Exhaustively enumerating all possible ways of visiting the tools and chefs will time out. With clever pruning, it might be possible to get such an approach accepted, but there is a simpler way to guarantee acceptance. It is an easy modification of the O(n^2 * 2^n) dynamic programming approach to the Hamiltonian cycle problem. Let S be a subset of the tools and cooks. Let d[S,k] denote the minimum distance required to visit all locations not in S starting from location k while observing the “carry at most 2 tools at a time” rule. Of course, S should be such that if a cook c is in S, then their requested tool t is also in S (call this property *).

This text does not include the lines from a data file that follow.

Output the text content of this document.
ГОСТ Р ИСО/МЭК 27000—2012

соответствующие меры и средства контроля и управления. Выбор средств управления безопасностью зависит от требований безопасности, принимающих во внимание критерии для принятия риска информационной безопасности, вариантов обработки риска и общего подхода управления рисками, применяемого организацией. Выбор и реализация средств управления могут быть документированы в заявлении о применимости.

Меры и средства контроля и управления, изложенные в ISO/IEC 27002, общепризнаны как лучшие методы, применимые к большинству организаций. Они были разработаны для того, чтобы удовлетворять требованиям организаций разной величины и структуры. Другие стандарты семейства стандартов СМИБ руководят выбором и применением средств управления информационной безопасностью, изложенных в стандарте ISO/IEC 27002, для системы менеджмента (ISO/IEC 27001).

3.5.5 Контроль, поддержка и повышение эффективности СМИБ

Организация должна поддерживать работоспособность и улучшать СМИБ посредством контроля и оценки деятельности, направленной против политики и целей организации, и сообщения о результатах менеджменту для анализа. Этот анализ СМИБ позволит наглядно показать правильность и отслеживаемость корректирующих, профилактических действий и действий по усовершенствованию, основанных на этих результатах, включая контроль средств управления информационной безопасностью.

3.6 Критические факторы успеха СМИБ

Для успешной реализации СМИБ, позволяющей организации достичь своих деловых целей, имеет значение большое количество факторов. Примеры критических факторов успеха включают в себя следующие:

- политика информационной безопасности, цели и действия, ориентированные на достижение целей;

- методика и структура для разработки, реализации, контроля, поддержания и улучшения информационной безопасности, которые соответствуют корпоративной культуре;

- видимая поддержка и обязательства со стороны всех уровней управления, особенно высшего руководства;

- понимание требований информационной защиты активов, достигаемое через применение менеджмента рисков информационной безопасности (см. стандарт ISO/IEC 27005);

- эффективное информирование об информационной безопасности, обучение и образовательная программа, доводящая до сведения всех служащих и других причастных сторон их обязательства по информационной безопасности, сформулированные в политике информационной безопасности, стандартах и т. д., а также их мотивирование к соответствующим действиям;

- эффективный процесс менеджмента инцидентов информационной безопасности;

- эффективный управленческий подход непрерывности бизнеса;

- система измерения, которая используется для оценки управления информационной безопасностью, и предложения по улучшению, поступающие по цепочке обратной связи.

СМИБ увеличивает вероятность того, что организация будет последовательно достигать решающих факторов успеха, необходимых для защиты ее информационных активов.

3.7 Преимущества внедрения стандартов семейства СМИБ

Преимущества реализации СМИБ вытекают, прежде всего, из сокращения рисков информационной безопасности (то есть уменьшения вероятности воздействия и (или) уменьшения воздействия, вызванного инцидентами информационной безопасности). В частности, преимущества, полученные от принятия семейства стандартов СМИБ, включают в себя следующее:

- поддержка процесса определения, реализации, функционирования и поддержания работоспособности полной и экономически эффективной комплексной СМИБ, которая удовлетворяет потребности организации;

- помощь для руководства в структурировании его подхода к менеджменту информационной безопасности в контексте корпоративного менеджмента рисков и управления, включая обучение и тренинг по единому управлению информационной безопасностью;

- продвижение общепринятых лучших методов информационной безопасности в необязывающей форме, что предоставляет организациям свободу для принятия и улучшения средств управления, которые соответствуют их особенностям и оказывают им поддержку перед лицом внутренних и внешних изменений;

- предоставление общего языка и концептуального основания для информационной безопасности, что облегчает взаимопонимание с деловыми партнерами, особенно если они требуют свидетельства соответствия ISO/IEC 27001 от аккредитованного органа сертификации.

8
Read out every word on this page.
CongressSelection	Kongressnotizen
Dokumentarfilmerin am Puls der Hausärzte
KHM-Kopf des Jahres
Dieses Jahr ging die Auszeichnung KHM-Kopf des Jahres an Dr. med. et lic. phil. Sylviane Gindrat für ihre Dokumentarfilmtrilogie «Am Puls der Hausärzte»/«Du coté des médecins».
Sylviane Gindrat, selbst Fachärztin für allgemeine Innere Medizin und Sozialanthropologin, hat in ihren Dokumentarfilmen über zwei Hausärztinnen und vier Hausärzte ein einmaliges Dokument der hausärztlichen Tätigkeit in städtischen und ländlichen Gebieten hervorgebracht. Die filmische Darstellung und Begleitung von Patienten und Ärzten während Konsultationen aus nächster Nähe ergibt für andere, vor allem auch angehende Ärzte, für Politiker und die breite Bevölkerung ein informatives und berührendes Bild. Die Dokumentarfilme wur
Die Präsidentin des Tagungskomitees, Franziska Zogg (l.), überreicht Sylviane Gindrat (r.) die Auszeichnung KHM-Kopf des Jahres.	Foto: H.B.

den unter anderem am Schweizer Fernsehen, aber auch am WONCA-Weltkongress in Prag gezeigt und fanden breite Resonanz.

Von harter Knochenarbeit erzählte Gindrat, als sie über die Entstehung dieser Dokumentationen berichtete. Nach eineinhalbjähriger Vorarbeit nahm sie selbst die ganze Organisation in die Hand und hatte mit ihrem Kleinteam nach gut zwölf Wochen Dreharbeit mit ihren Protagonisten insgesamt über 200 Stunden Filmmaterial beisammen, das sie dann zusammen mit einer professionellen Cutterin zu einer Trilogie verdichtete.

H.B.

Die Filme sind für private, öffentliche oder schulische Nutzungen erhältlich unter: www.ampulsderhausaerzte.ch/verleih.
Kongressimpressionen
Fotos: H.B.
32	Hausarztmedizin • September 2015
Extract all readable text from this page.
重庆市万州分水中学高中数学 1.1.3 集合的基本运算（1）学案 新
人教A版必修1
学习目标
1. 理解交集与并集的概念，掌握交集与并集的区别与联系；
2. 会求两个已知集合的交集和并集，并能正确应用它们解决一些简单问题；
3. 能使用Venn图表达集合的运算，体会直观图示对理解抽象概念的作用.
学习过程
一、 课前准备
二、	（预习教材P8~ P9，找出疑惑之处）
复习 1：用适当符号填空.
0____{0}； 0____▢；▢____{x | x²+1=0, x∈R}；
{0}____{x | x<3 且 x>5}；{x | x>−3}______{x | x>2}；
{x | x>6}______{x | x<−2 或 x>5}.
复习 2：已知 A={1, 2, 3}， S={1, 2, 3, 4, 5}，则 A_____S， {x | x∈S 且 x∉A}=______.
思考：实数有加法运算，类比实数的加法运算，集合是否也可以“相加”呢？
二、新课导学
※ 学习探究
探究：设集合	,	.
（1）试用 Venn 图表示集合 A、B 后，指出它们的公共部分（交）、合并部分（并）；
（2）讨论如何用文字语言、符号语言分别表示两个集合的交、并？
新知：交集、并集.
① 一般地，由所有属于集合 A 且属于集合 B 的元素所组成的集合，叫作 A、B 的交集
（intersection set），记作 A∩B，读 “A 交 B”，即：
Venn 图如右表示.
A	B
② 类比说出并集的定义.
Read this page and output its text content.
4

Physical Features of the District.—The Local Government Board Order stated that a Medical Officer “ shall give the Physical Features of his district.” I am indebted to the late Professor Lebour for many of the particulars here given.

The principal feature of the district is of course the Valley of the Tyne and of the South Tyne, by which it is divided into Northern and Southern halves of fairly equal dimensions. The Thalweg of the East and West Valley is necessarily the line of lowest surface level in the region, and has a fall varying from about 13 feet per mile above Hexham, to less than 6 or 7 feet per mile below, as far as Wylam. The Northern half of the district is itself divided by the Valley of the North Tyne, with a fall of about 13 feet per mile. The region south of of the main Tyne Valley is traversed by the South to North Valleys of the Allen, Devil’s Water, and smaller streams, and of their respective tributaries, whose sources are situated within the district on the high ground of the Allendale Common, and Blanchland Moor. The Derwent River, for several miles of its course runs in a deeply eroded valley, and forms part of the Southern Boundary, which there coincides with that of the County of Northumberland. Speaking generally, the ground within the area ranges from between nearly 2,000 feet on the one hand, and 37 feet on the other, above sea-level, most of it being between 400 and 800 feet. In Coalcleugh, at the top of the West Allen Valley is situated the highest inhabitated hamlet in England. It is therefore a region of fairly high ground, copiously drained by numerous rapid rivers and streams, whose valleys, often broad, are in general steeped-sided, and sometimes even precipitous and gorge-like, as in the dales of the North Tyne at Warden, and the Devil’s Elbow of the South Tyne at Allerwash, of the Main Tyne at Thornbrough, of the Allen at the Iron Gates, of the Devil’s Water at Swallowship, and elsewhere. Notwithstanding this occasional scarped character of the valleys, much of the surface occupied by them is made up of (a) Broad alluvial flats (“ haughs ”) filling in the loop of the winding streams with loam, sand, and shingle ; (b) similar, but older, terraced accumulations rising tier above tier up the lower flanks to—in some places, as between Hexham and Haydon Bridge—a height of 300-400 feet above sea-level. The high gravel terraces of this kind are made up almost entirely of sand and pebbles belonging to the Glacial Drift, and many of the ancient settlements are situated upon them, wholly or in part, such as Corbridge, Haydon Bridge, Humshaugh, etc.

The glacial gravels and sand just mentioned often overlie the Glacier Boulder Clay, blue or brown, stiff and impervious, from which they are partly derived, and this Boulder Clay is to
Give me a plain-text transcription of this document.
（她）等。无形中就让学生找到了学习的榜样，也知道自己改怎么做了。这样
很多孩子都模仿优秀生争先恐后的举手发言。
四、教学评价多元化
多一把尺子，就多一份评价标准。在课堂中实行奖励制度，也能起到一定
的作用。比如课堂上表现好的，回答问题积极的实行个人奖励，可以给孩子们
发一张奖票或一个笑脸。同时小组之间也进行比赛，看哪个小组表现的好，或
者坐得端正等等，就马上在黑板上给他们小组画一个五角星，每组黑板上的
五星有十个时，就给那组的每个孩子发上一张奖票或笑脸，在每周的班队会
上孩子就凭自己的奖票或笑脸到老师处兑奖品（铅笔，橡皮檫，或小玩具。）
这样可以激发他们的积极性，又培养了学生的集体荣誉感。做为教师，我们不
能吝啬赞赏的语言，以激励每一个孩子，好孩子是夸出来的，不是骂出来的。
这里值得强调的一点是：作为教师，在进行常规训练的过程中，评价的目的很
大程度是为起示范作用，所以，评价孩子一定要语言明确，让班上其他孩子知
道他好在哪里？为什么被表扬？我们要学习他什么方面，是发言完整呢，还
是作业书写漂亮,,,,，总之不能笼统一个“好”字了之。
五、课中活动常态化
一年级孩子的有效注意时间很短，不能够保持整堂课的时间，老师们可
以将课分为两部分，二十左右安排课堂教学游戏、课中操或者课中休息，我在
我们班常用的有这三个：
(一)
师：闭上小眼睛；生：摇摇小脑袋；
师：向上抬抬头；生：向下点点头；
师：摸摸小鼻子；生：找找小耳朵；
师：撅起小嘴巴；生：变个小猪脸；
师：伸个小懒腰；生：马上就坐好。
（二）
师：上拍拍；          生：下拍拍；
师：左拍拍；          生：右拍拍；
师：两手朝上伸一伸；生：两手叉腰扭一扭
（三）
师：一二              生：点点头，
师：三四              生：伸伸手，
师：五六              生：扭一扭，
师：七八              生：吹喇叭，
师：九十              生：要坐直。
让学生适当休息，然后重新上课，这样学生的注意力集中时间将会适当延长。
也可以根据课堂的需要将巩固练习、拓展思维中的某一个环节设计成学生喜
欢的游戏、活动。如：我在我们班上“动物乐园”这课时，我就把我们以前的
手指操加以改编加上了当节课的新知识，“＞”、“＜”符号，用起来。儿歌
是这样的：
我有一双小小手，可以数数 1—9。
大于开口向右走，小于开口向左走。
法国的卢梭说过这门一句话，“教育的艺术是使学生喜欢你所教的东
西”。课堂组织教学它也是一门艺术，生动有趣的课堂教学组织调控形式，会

Given such a pair (S,k), we can easily determine how many tools the Chef is holding at location k after visiting locations in S. To compute d[S,k], we recursively try to compute d[S+z,z] for each location z not in S as long as S+z still has property * and doesn’t leave the Chef holding more than 2 tools.
Then, d[S,k] is simply the minimum over d[S+z,z] + dist(z,k) over all valid z in S. The number of states is at most n * 3^n since each cook-tool pair has 3 states (neither visited, tool visited, or tool and cook visited) and for a fixed S and a fixed cook-tool pair, at most one of the cook or tool may appear as the location k in a valid pair (S,k).